Recovery is built in. When a step fails, the system has actual error recovery: retry with a different approach, escalate to a more capable model, or checkpoint and ask for human guidance. Not "retry the same thing 3 times."
The result: reliable completion of 15-25 step autonomous workflows, with graceful degradation and human-in-the-loop gates for high-risk decisions.
Let Your Agent Bootstrap Ours
Here's the practical move: your existing agent handles the shallow part (discovery, registration, installation), and Aitherium handles the deep work.
Even an agent that loses focus at step 4 can complete our bootstrap flow:
Cloud path (3 steps):
- Register —
POST /v1/billing/registerwith an email - Configure — set
base_urland API key in your client - Test — send a chat completion request
That's it.
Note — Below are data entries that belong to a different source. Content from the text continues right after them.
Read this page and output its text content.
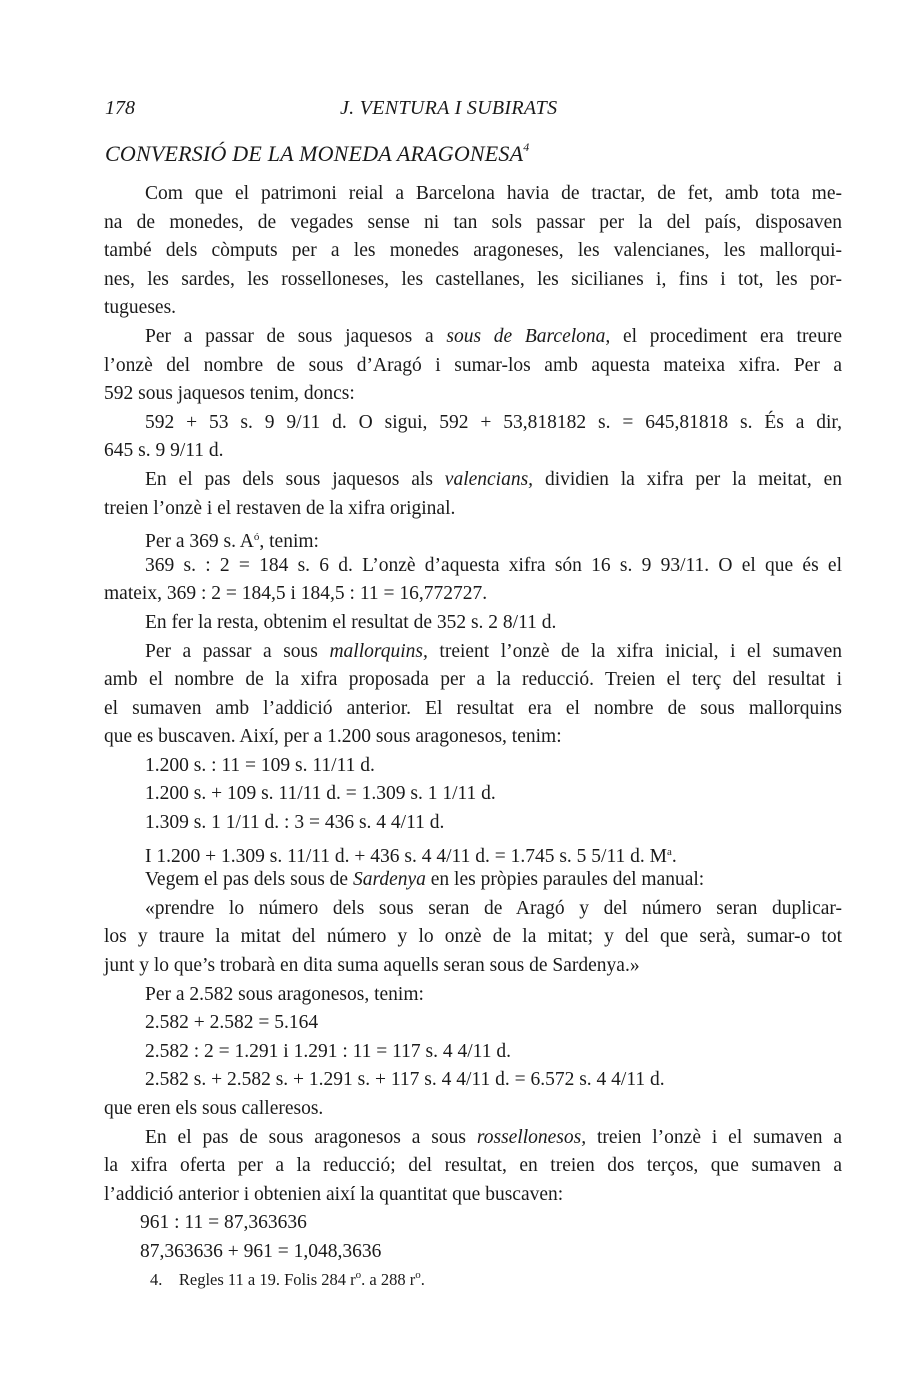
178	J. VENTURA I SUBIRATS
CONVERSIÓ DE LA MONEDA ARAGONESA$^4$
Com que el patrimoni reial a Barcelona havia de tractar, de fet, amb tota me-
na de monedes, de vegades sense ni tan sols passar per la del país, disposaven
també dels còmputs per a les monedes aragoneses, les valencianes, les mallorqui-
nes, les sardes, les rosselloneses, les castellanes, les sicilianes i, fins i tot, les por-
tugueses.
Per a passar de sous jaquesos a sous de Barcelona, el procediment era treure
l’onzè del nombre de sous d’Aragó i sumar-los amb aquesta mateixa xifra. Per a
592 sous jaquesos tenim, doncs:
592 + 53 s. 9 9/11 d. O sigui, 592 + 53,818182 s. = 645,81818 s. És a dir,
645 s. 9 9/11 d.
En el pas dels sous jaquesos als valencians, dividien la xifra per la meitat, en
treien l’onzè i el restaven de la xifra original.
Per a 369 s. $A^ó$, tenim:
369 s. : 2 = 184 s. 6 d. L’onzè d’aquesta xifra són 16 s. 9 93/11. O el que és el
mateix, 369 : 2 = 184,5 i 184,5 : 11 = 16,772727.
En fer la resta, obtenim el resultat de 352 s. 2 8/11 d.
Per a passar a sous mallorquins, treient l’onzè de la xifra inicial, i el sumaven
amb el nombre de la xifra proposada per a la reducció. Treien el terç del resultat i
el sumaven amb l’addició anterior. El resultat era el nombre de sous mallorquins
que es buscaven. Així, per a 1.200 sous aragonesos, tenim:
1.200 s. : 11 = 109 s. 11/11 d.
1.200 s. + 109 s. 11/11 d. = 1.309 s. 1 1/11 d.
1.309 s. 1 1/11 d. : 3 = 436 s. 4 4/11 d.
I 1.200 + 1.309 s. 11/11 d. + 436 s. 4 4/11 d. = 1.745 s. 5 5/11 d. $M^a$.
Vegem el pas dels sous de Sardenya en les pròpies paraules del manual:
«prendre lo número dels sous seran de Aragó y del número seran duplicar-
los y traure la mitat del número y lo onzè de la mitat; y del que serà, sumar-o tot
junt y lo que’s trobarà en dita suma aquells seran sous de Sardenya.»
Per a 2.582 sous aragonesos, tenim:
2.582 + 2.582 = 5.164
2.582 : 2 = 1.291 i 1.291 : 11 = 117 s. 4 4/11 d.
2.582 s. + 2.582 s. + 1.291 s. + 117 s. 4 4/11 d. = 6.572 s. 4 4/11 d.
que eren els sous calleresos.
En el pas de sous aragonesos a sous rossellonesos, treien l’onzè i el sumaven a
la xifra oferta per a la reducció; del resultat, en treien dos terços, que sumaven a
l’addició anterior i obtenien així la quantitat que buscaven:
961 : 11 = 87,363636
87,363636 + 961 = 1,048,3636
4. Regles 11 a 19. Folis 284 $r^o$. a 288 $r^o$.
Your agent now has access to 43 specialized agents, persistent memory, multi-phase project orchestration, and deep reasoning — all through an OpenAI-compatible API.
Local path (6 steps):
- Install Ollama
- Pull a model (nemotron-orchestrator 4-bit runs on 8GB VRAM)
- Register with Aitherium (for agent identity + cloud tools)
- Install aither-adk (
pip install aither-adk) - Configure to point at local Ollama + cloud API key
- Test
Even at 4-bit quantization, nemotron-orchestrator through AitherOS's orchestration layer delivers real agentic depth. The model handles the reasoning; the orchestration layer handles context management, effort routing, memory, and recovery.
Full Docker path (4 steps):
- Clone the repo
- Choose a Docker profile
docker compose up -d- Open localhost:3000
The bootstrap guide is designed for agents, not humans. Every step has: an action, a command, an expected response, and a success criterion. An agent can parse it, execute it, verify it, and move on.
- Text version: /bootstrap.txt
- JSON version: /api/bootstrap
- Framework-specific templates: OpenClaw, Hermes, Vellum, MCP
Orchestration Discipline Is the Product
The more autonomy you add to an agent system, the more operational discipline matters. It's counterintuitive — shouldn't more autonomy mean less structure? — but the relationship is direct.
A single-turn chatbot needs prompt engineering. A 3-step agent needs tool definitions. A 12-step autonomous agent needs:
- Checkpoints — where the system pauses for validation
- Permissions — what each agent is allowed to do (capability tokens, not implicit trust)
- Trace visibility — what happened, why, and how long it took
- State management — not "hope the context window holds" but explicit state persistence
- Recovery logic — what to do when things fail, not if
- Effort budgeting — how much compute to spend on each step
- Goal tracking — is the agent still working on what you asked for?
AitherOS has all of these because it was built as an operating system for agents, not a demo bolted onto a chat API. The 43 agents, 12-stage context pipeline, effort routing, persistent knowledge graph, capability-based security — these aren't features. They're the operational discipline that makes depth possible.
The depth gap between frameworks isn't about model quality. GPT-4, Claude, Gemini — they all produce good single-turn output. The gap is in what sits between the model and the real world: the orchestration layer that manages context, routes effort, recovers from failure, and keeps the agent on track over 15 steps.
That's what Aitherium sells. Not a model. Not a prompt. The discipline that makes agentic depth reliable.